Amazon’s 1-Click Patent Upheld

I am surprised that Daring Fireball is the only one covering this story out of my wide ranging set of sources. According to the article linked, Amazon made some amendments a year into the four year re-examination process that have resulted in the patent being upheld. Those amendments arguably narrowed the patent’s scope though pinning it on a “shopping cart model”. This still seems overly broad. What e-commerce site doesn’t use a shopping cart?

There are two silver linings. The Bilski case currently before the Supreme Court could lead to an invalidation depending on the outcome. The patent expires in 2017 having been filed deep within the bubble in the nineties.

Following Up for the Week Ending 2/7/2010

Amazon Makes DRM-Free E-Books Easier

Several sources, including ReadWriteWeb, pushed out the news that Amazon was allowing some publishers and authors to opt out of DRM on the Kindle. Most are also sharing an update where the retail giant is claiming this was always possible, they are simply making the option easier.

Whichever version of the story is true, the proof will be in how many more DRM-free titles become available in the wake of the change. Cory also posted some critical questions on Boing Boing that remain unanswered. Depending on the answers, Amazon still may be pushing a locked-in system, just relying on contract enforcement rather than the DMCA.

Amazon Announces Application SDK for Kindle

Great, yet another app store, this time from Amazon, for the Kindle. Given the retail giant’s past, in particular with this device, the policies and controls are likely to be stifling. Couple that with the device’s technical limitations, and I’d suggest this may become a largely still born effort.

It also cuts against the grain of the Kindle as a single use device. One of the aspects of general purposes computers that hugely erodes their appeal for reading longer texts is the temptation to switch away to some other distraction. Amazon will no doubt make as much if not more money off of applications as book titles but it still feels like a dilution of one of the Kindle’s main attractions.

Following Up for the Week of 10/4/2009

Judicial Tech Illiteracy, Amazon and the Public Domain, and More

  • Radio Berkman podcast episode on anonymity and limits on free speech
    As I do not already listen to enough podcasts on legal matters. But I am grateful to TLF’s Adam Thierer for bringing this to my attention, especially this particular episode on an excellent subject that is very relevant to recent stories about anonymous speech circulating through the blogosphere.

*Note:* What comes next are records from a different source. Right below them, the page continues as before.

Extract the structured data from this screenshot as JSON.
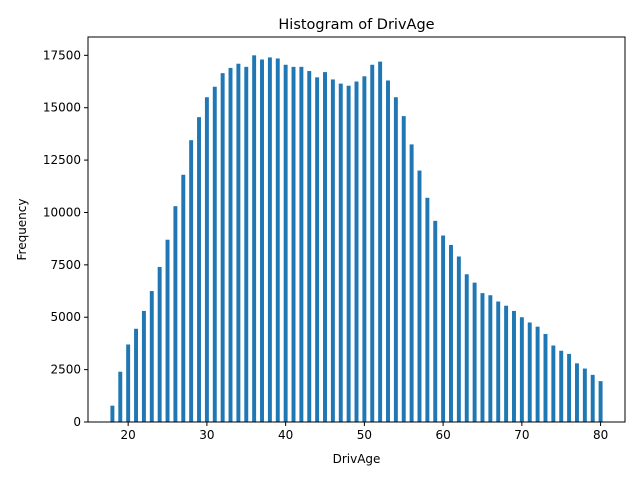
{
  "chart_data": {
    "type": "bar",
    "title": "Histogram of DrivAge",
    "xlabel": "DrivAge",
    "ylabel": "Frequency",
    "xlim": [
      14.9,
      83.1
    ],
    "ylim": [
      0,
      18375
    ],
    "x_ticks": [
      20,
      30,
      40,
      50,
      60,
      70,
      80
    ],
    "y_ticks": [
      0,
      2500,
      5000,
      7500,
      10000,
      12500,
      15000,
      17500
    ],
    "x_tick_labels": [
      "20",
      "30",
      "40",
      "50",
      "60",
      "70",
      "80"
    ],
    "y_tick_labels": [
      "0",
      "2500",
      "5000",
      "7500",
      "10000",
      "12500",
      "15000",
      "17500"
    ],
    "bar_color": "#1f77b4",
    "x": [
      18,
      19,
      20,
      21,
      22,
      23,
      24,
      25,
      26,
      27,
      28,
      29,
      30,
      31,
      32,
      33,
      34,
      35,
      36,
      37,
      38,
      39,
      40,
      41,
      42,
      43,
      44,
      45,
      46,
      47,
      48,
      49,
      50,
      51,
      52,
      53,
      54,
      55,
      56,
      57,
      58,
      59,
      60,
      61,
      62,
      63,
      64,
      65,
      66,
      67,
      68,
      69,
      70,
      71,
      72,
      73,
      74,
      75,
      76,
      77,
      78,
      79,
      80
    ],
    "values": [
      780,
      2400,
      3700,
      4450,
      5300,
      6250,
      7400,
      8700,
      10300,
      11800,
      13450,
      14550,
      15500,
      16000,
      16650,
      16900,
      17100,
      16950,
      17500,
      17300,
      17400,
      17350,
      17050,
      16950,
      16950,
      16750,
      16450,
      16700,
      16350,
      16150,
      16050,
      16250,
      16500,
      17050,
      17200,
      16300,
      15500,
      14600,
      13250,
      12000,
      10700,
      9600,
      8900,
      8450,
      7900,
      7050,
      6650,
      6150,
      6050,
      5750,
      5550,
      5300,
      5000,
      4750,
      4550,
      4200,
      3650,
      3400,
      3250,
      2800,
      2550,
      2250,
      1950
    ]
  }
}
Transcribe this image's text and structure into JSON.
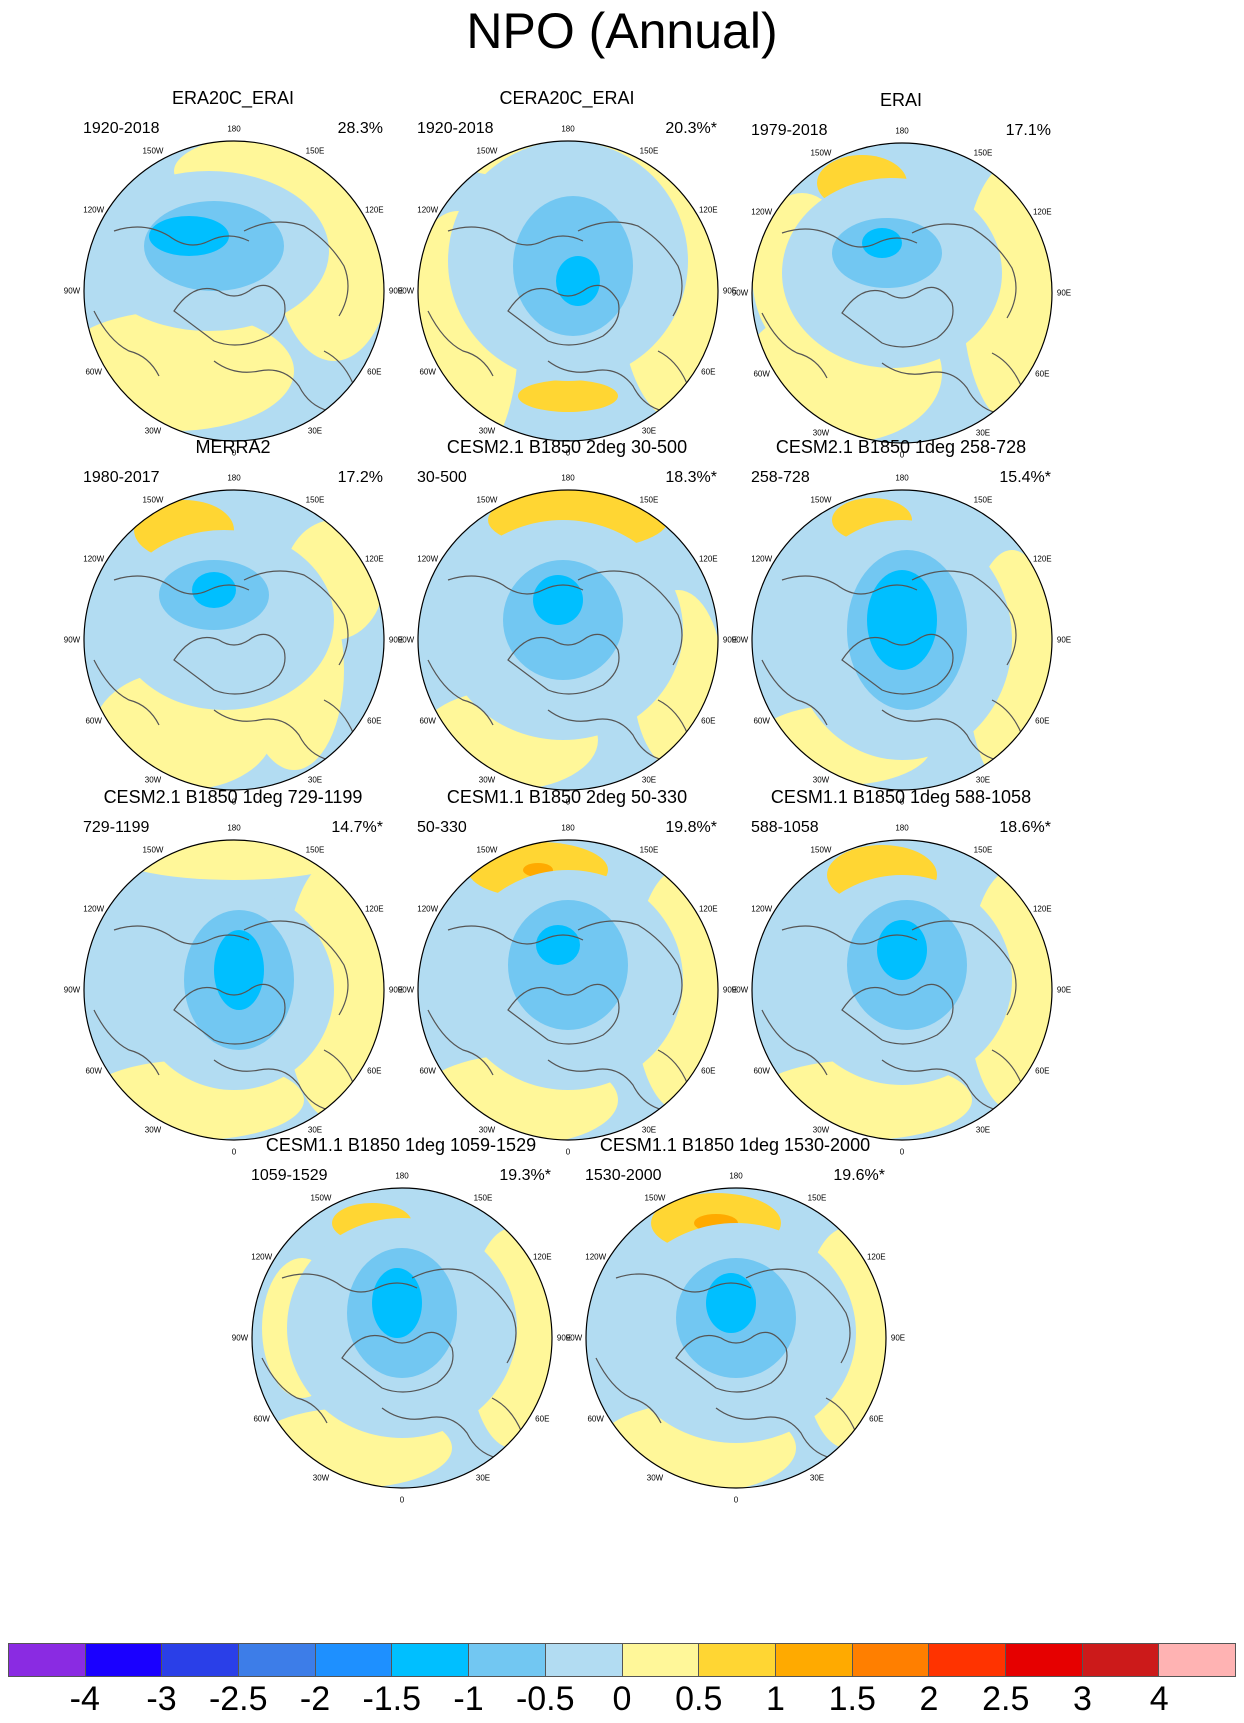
{
  "title": "NPO (Annual)",
  "lon_labels": [
    "180",
    "150E",
    "120E",
    "90E",
    "60E",
    "30E",
    "0",
    "30W",
    "60W",
    "90W",
    "120W",
    "150W"
  ],
  "panels": [
    {
      "name": "ERA20C_ERAI",
      "period": "1920-2018",
      "pct": "28.3%"
    },
    {
      "name": "CERA20C_ERAI",
      "period": "1920-2018",
      "pct": "20.3%*"
    },
    {
      "name": "ERAI",
      "period": "1979-2018",
      "pct": "17.1%"
    },
    {
      "name": "MERRA2",
      "period": "1980-2017",
      "pct": "17.2%"
    },
    {
      "name": "CESM2.1 B1850 2deg 30-500",
      "period": "30-500",
      "pct": "18.3%*"
    },
    {
      "name": "CESM2.1 B1850 1deg 258-728",
      "period": "258-728",
      "pct": "15.4%*"
    },
    {
      "name": "CESM2.1 B1850 1deg 729-1199",
      "period": "729-1199",
      "pct": "14.7%*"
    },
    {
      "name": "CESM1.1 B1850 2deg 50-330",
      "period": "50-330",
      "pct": "19.8%*"
    },
    {
      "name": "CESM1.1 B1850 1deg 588-1058",
      "period": "588-1058",
      "pct": "18.6%*"
    },
    {
      "name": "CESM1.1 B1850 1deg 1059-1529",
      "period": "1059-1529",
      "pct": "19.3%*"
    },
    {
      "name": "CESM1.1 B1850 1deg 1530-2000",
      "period": "1530-2000",
      "pct": "19.6%*"
    }
  ],
  "colors": {
    "land_outline": "#555555",
    "bins": [
      "#8a2be2",
      "#1a00ff",
      "#2a3fe8",
      "#3d7de8",
      "#1e90ff",
      "#00bfff",
      "#72c7f2",
      "#b2dcf2",
      "#fff799",
      "#ffd633",
      "#ffaa00",
      "#ff7f00",
      "#ff3300",
      "#e60000",
      "#cc1a1a",
      "#ffb3b3"
    ]
  },
  "colorbar": {
    "labels": [
      "-4",
      "-3",
      "-2.5",
      "-2",
      "-1.5",
      "-1",
      "-0.5",
      "0",
      "0.5",
      "1",
      "1.5",
      "2",
      "2.5",
      "3",
      "4"
    ]
  }
}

I will warn you that while there is an Ogg version of the podcast, the file I checked had a panning issue; sound only on the right channel.
  • New language on the JVM from Google
    The name, short for “No Operation”, sounds like a joke, but the piece I found via Hacker News appears to be legitimate. I understand the reasoning behind the laundry list of features but wonder, as I usually do, if their efforts would have been better served helping Scala or Groovy rather than creating a whole new language.
  • Amazon delaying public domain submissions for the Kindle
    Although the piece doesn’t say explicitly, I suspect that the Orwell incident is a large part of their reasoning. What they have said is suspicious, as the letter including in this article makes clear. At least they are not singling anyone out.
  • Tech illiteracy’s impact on judges’ rulings
    At Techdirt, Mike Masnick shares a good example of a case where illiteracy yielded an outcome one hundred and eighty degrees from how things would have gone if the judge were more clueful. It echoes the question I consider a while ago.
  • Big Content whines to FCC to perserve its internet filtering plans
    I really am not at all surprised by Nate Anderson’s coverage at Ars of another FCC workshop on their broadband plan in which the entertainment industry took over with flimsy rhetoric, easily debunked, intending to shore up their desire to deputize ISPs to police for infringing content.
  • An overreaching patent from Google on reading lists
    RWW supposes this may be a key patent underlying the Bundles feature in Reader. Further, they detail a response from Winer which seems to have the right of it, that at least judging from the abstract on the patent, there is a load of applicable prior art.
  • Ruling further limits interpretation of the CFAA
    According to Jacqui Cheung at Ars, in this instance the ruling on appeal was for a case around ex-employees accessing former employer’s data. It reins in another of the problematic, broadening claims brought to bear under the already overly vague and dangerous Computer Fraud and Abuse Act.